Creem’s story showcases Estonia’s reputation as a perfect launchpad for global ideas, with FinTech among the most successful sectors, and the power of the e-Residency programme. Founded just 10 months ago by Gabriel Ferraz from Brazil and Alec Erasmus from the Netherlands, Creem has already reached $1M in annual recurring revenue without a sales team.
Ferraz (CEO) previously led Brazil’s first crypto software agency and scaled a crypto payment gateway past $200M in transaction volume, while Erasmus (Co-founder) built KYC infrastructure at Adyen ($46B market cap) and backend systems for crypto exchanges.
“Why Estonia? Estonia made it easier for me to build than anywhere else. No red tape. No gatekeeping. No BS. As a Brazilian, I’ve seen how hard it is to start a company.
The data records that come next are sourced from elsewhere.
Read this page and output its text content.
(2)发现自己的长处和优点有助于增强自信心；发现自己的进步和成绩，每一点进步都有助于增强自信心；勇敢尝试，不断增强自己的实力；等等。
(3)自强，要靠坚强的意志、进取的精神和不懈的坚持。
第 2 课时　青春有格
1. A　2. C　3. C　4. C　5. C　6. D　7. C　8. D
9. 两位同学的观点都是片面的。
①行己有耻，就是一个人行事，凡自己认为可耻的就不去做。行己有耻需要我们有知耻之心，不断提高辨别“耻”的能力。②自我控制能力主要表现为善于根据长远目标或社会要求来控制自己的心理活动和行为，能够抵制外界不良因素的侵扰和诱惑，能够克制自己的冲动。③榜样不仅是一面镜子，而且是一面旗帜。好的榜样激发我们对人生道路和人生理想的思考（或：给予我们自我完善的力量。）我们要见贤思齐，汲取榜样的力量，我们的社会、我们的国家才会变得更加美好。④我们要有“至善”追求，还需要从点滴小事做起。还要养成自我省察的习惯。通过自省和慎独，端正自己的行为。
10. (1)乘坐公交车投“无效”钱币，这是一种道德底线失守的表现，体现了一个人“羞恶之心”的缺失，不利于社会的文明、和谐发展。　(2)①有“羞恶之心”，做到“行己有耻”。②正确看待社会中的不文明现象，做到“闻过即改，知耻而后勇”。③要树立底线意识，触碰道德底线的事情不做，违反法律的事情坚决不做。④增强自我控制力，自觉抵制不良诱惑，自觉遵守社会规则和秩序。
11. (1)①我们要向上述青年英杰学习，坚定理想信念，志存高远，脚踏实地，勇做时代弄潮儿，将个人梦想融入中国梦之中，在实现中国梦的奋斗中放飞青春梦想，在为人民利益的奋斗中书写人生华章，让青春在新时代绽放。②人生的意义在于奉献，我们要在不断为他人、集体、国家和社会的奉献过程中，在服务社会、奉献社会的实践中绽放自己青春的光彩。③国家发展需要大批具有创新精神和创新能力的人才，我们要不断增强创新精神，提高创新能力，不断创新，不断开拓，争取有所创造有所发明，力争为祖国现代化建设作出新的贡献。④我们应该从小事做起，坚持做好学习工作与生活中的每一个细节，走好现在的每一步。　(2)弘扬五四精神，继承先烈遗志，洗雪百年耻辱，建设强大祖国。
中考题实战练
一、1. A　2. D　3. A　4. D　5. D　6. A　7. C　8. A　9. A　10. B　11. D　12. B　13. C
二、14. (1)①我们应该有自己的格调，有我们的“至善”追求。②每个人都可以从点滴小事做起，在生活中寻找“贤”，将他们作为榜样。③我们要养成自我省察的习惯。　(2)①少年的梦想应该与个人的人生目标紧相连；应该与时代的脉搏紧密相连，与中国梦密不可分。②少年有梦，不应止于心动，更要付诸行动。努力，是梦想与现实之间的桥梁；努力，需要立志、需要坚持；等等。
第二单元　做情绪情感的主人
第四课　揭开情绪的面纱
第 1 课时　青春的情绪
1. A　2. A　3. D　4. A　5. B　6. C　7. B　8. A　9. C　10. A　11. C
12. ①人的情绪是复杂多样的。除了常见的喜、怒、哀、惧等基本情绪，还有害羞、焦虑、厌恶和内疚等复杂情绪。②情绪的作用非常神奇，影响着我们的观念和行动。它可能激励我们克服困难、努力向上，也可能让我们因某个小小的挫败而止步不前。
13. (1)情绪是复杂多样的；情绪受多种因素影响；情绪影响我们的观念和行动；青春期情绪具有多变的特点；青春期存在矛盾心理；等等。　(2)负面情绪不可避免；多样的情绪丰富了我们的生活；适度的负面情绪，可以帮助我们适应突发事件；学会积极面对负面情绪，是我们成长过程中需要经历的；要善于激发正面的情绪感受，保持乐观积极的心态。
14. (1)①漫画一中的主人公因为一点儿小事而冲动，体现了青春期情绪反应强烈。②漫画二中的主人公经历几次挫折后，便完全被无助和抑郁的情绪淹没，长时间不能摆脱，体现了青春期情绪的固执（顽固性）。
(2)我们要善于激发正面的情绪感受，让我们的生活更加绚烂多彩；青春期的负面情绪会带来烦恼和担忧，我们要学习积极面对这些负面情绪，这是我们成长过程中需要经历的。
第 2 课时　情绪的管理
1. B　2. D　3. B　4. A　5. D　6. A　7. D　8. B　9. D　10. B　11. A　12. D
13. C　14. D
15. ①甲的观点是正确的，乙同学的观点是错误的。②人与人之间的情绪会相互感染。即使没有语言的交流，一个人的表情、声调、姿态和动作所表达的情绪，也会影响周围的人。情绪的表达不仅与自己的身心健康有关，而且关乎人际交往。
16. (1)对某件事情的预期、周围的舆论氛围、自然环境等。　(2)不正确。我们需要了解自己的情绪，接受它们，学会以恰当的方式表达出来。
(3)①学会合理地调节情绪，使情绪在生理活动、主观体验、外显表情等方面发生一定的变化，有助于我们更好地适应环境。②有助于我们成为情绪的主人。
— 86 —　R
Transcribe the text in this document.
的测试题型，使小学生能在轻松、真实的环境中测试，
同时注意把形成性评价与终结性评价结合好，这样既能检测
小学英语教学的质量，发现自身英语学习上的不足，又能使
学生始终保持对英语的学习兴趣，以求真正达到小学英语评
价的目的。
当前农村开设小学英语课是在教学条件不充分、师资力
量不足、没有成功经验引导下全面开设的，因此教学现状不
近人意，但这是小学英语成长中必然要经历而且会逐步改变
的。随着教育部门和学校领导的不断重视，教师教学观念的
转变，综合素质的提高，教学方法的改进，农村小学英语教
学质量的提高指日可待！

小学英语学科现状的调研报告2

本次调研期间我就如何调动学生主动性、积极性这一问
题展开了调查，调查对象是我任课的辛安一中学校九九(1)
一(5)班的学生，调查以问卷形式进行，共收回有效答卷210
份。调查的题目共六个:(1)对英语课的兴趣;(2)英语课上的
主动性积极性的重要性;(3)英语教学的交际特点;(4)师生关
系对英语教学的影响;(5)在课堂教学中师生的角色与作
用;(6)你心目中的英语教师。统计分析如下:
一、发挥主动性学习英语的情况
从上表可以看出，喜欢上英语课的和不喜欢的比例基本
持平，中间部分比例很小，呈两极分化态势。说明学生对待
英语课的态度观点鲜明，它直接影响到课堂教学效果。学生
Paperwork, delays, restrictions, it kills momentum. But in Estonia? I got everything up and running faster than I could order lunch in São Paulo,” wrote Ferraz on LinkedIn.

The secret sauce
Creem functions as a programmable finance layer that integrates directly into developer workflows, automating multi-party payments and revenue splits, tax compliance across jurisdictions, both fiat and stablecoin transactions, and KYC regulatory requirements.
Why now? AI companies are growing faster than traditional financial tools can handle. These startups often operate with lean, globally distributed teams that need seamless payments, compliance, and revenue sharing across multiple currencies and jurisdictions from day one.
The €1.8M round was led by Practica Capital with participation from Antler and angel investors. The funding will support expansion into new markets, enhanced compliance capabilities, deeper developer API integration, and building toward what Ferraz calls “programmable organisations”— highly distributed teams that can operate at unprecedented scale and speed.